THATTA: Sindh Chief Minister Syed Murad Ali Shah has complained that the federal government has not taken the provincial government into confidence over the Sukkur-Multan highway and other projects being executed under the China-Pakistan Eco­nomic Corri­dor (CPEC).

He had recently written a letter to federal ministers Ishaq Dar and Ahsan Iqbal, asking them to keep the Sindh government on board over the execution of main CPEC projects but the Centre usually avoided bringing the province in the loop, said the chief minister.
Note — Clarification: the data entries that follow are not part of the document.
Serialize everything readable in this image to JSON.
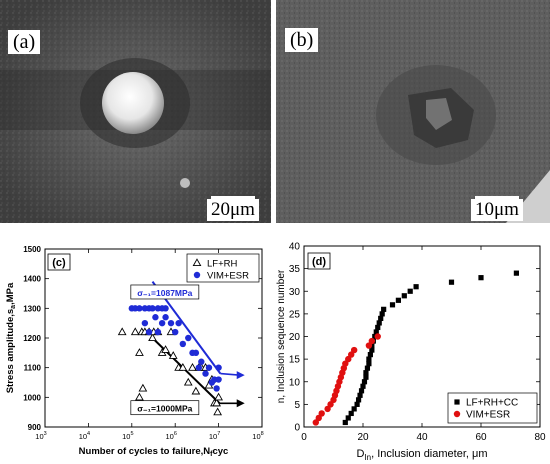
{
  "panels": {
    "a": {
      "label": "(a)",
      "scale": "20μm"
    },
    "b": {
      "label": "(b)",
      "scale": "10μm"
    }
  },
  "chart_data": [
    {
      "panel_label": "(c)",
      "type": "scatter",
      "xscale": "log",
      "xlim": [
        1000,
        100000000
      ],
      "ylim": [
        900,
        1500
      ],
      "xlabel": "Number of cycles to failure,N",
      "xlabel_sub": "f",
      "xlabel_suffix": "cyc",
      "ylabel": "Stress amplitude,s",
      "ylabel_sub": "a",
      "ylabel_suffix": ",MPa",
      "yticks": [
        "900",
        "1000",
        "1100",
        "1200",
        "1300",
        "1400",
        "1500"
      ],
      "xtick_exponents": [
        "3",
        "4",
        "5",
        "6",
        "7",
        "8"
      ],
      "xtick_base": "10",
      "legend": {
        "position": "top-right"
      },
      "series": [
        {
          "name": "LF+RH",
          "marker": "open-triangle",
          "color": "#000000",
          "points": [
            [
              60000,
              1220
            ],
            [
              120000,
              1220
            ],
            [
              150000,
              1150
            ],
            [
              170000,
              1220
            ],
            [
              200000,
              1220
            ],
            [
              250000,
              1220
            ],
            [
              300000,
              1200
            ],
            [
              320000,
              1220
            ],
            [
              400000,
              1220
            ],
            [
              500000,
              1150
            ],
            [
              800000,
              1220
            ],
            [
              900000,
              1140
            ],
            [
              180000,
              1030
            ],
            [
              150000,
              1000
            ],
            [
              600000,
              1160
            ],
            [
              1200000,
              1100
            ],
            [
              1500000,
              1100
            ],
            [
              2000000,
              1050
            ],
            [
              2500000,
              1100
            ],
            [
              3000000,
              1020
            ],
            [
              3500000,
              1100
            ],
            [
              4000000,
              1100
            ],
            [
              5000000,
              1100
            ],
            [
              6000000,
              1040
            ],
            [
              7000000,
              1060
            ],
            [
              8000000,
              980
            ],
            [
              9000000,
              980
            ],
            [
              9500000,
              950
            ],
            [
              10000000,
              1000
            ]
          ]
        },
        {
          "name": "VIM+ESR",
          "marker": "filled-circle",
          "color": "#1f2bd6",
          "points": [
            [
              100000,
              1300
            ],
            [
              120000,
              1300
            ],
            [
              150000,
              1300
            ],
            [
              200000,
              1300
            ],
            [
              250000,
              1300
            ],
            [
              300000,
              1300
            ],
            [
              400000,
              1300
            ],
            [
              500000,
              1300
            ],
            [
              600000,
              1300
            ],
            [
              350000,
              1270
            ],
            [
              200000,
              1250
            ],
            [
              250000,
              1220
            ],
            [
              400000,
              1220
            ],
            [
              500000,
              1250
            ],
            [
              600000,
              1270
            ],
            [
              800000,
              1250
            ],
            [
              1000000,
              1220
            ],
            [
              1200000,
              1250
            ],
            [
              1500000,
              1180
            ],
            [
              2000000,
              1200
            ],
            [
              2500000,
              1150
            ],
            [
              3000000,
              1150
            ],
            [
              3500000,
              1100
            ],
            [
              4000000,
              1120
            ],
            [
              5000000,
              1080
            ],
            [
              6000000,
              1100
            ],
            [
              7000000,
              1050
            ],
            [
              8000000,
              1060
            ],
            [
              9000000,
              1030
            ],
            [
              10000000,
              1060
            ],
            [
              10000000,
              1100
            ]
          ]
        }
      ],
      "annotations": [
        {
          "text": "σ₋₁=1087MPa",
          "color": "#1f2bd6",
          "x": 95000,
          "y": 1345,
          "box": true
        },
        {
          "text": "σ₋₁=1000MPa",
          "color": "#000000",
          "x": 95000,
          "y": 955,
          "box": true
        }
      ],
      "trend_lines": [
        {
          "color": "#1f2bd6",
          "from": [
            300000,
            1390
          ],
          "to": [
            11000000,
            1080
          ],
          "extend_to": [
            40000000,
            1075
          ]
        },
        {
          "color": "#000000",
          "from": [
            300000,
            1200
          ],
          "to": [
            10500000,
            980
          ],
          "extend_to": [
            40000000,
            980
          ]
        }
      ]
    },
    {
      "panel_label": "(d)",
      "type": "scatter",
      "xlim": [
        0,
        80
      ],
      "ylim": [
        0,
        40
      ],
      "xlabel": "D",
      "xlabel_sub": "In",
      "xlabel_suffix": ", Inclusion diameter, μm",
      "ylabel": "n, Inclusion sequence number",
      "xticks": [
        "0",
        "20",
        "40",
        "60",
        "80"
      ],
      "yticks": [
        "0",
        "5",
        "10",
        "15",
        "20",
        "25",
        "30",
        "35",
        "40"
      ],
      "legend": {
        "position": "bottom-right"
      },
      "series": [
        {
          "name": "LF+RH+CC",
          "marker": "filled-square",
          "color": "#000000",
          "points": [
            [
              14,
              1
            ],
            [
              15,
              2
            ],
            [
              16,
              3
            ],
            [
              17,
              4
            ],
            [
              18,
              5
            ],
            [
              18.5,
              6
            ],
            [
              19,
              7
            ],
            [
              19.5,
              8
            ],
            [
              20,
              9
            ],
            [
              20.5,
              10
            ],
            [
              21,
              11
            ],
            [
              21,
              12
            ],
            [
              21.5,
              13
            ],
            [
              22,
              14
            ],
            [
              22,
              15
            ],
            [
              22.5,
              16
            ],
            [
              23,
              17
            ],
            [
              23,
              18
            ],
            [
              23.5,
              19
            ],
            [
              24,
              20
            ],
            [
              24.5,
              21
            ],
            [
              25,
              22
            ],
            [
              25.5,
              23
            ],
            [
              26,
              24
            ],
            [
              26.5,
              25
            ],
            [
              27,
              26
            ],
            [
              30,
              27
            ],
            [
              32,
              28
            ],
            [
              34,
              29
            ],
            [
              36,
              30
            ],
            [
              38,
              31
            ],
            [
              50,
              32
            ],
            [
              60,
              33
            ],
            [
              72,
              34
            ]
          ]
        },
        {
          "name": "VIM+ESR",
          "marker": "filled-circle",
          "color": "#e01010",
          "points": [
            [
              4,
              1
            ],
            [
              5,
              2
            ],
            [
              6,
              3
            ],
            [
              8,
              4
            ],
            [
              9,
              5
            ],
            [
              10,
              6
            ],
            [
              10.5,
              7
            ],
            [
              11,
              8
            ],
            [
              11.5,
              9
            ],
            [
              12,
              10
            ],
            [
              12.5,
              11
            ],
            [
              13,
              12
            ],
            [
              13.5,
              13
            ],
            [
              14,
              14
            ],
            [
              15,
              15
            ],
            [
              16,
              16
            ],
            [
              17,
              17
            ],
            [
              22,
              18
            ],
            [
              23,
              19
            ],
            [
              25,
              20
            ]
          ]
        }
      ]
    }
  ]
}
He was speaking to journalists at Jilani House in Makli on Thursday afternoon where he had arrived to offer his condolences on the death of spiritual leader of Jamaat Qadri Jilani, Pir Ghulam Jilani.

The chief minister said the huge funds being spent on CPEC projects were taken from the exchequer of the province. His government would, therefore, raise its voice at all available forums and keep protesting if the federal government refused to change its attitude, he said.

He said the Sindh government had given priority to the execution of CPEC projects and launched three gigantic wind mill projects in Thatta and Jamshoro districts and power generation projects at Thar coal block II. Consultants had also started work on Keti Bandar port project, he said.

Mr Shah said the federal government had continued to show step-motherly attitude towards Sindh over the sensitive issues of just distribution of irrigation water and funds divisible under the National Finance Commission Award. The step-motherly attitude was evident from frequent and prolonged power loadshedding and failure to release water to Sindh for Kharif season, he said.

He dismissed the federal government’s claim about production of excess electricity as baseless and said it either wanted to befool the masses or deliberately create problems for Sindh.

He said the federal government had released Rs68 billion less than the amount it had announced for Sindh’s development schemes while the province had not yet received even the Rs108bn the federal government had to pay Sindh till the end of the current month.

It was not the federal government’s money but of the public of Sindh and he would, therefore, get this amount at all costs, he said.

The chief minister said the recent Sindh budget was completely tax-free and he had already proved rivals’ claims false who had been clamouring all along that the provincial government would impose new taxes.

Praising services of late Pir Ghulam Jilani in the field of literature and spirituality, he said late Jilani was a religious scholar and an intellectual par excellence as well as writer of more than 40 books on literature, religion and poetry.

Earlier, a large number of people including disciples of late Jilani, former and current parliamentarians as well as socio-political activists from across the province attended funeral rites at Jilani House.

The chief minister was accompanied by provincial ministers Nasir Shah, Imdad Pitafi, Fayaz Bhurt and former MNA Dr Wahid Soomro, Imtiaz Qureshi, Mohammad Ali Malkani, Sadiq Memon and other PPP leaders.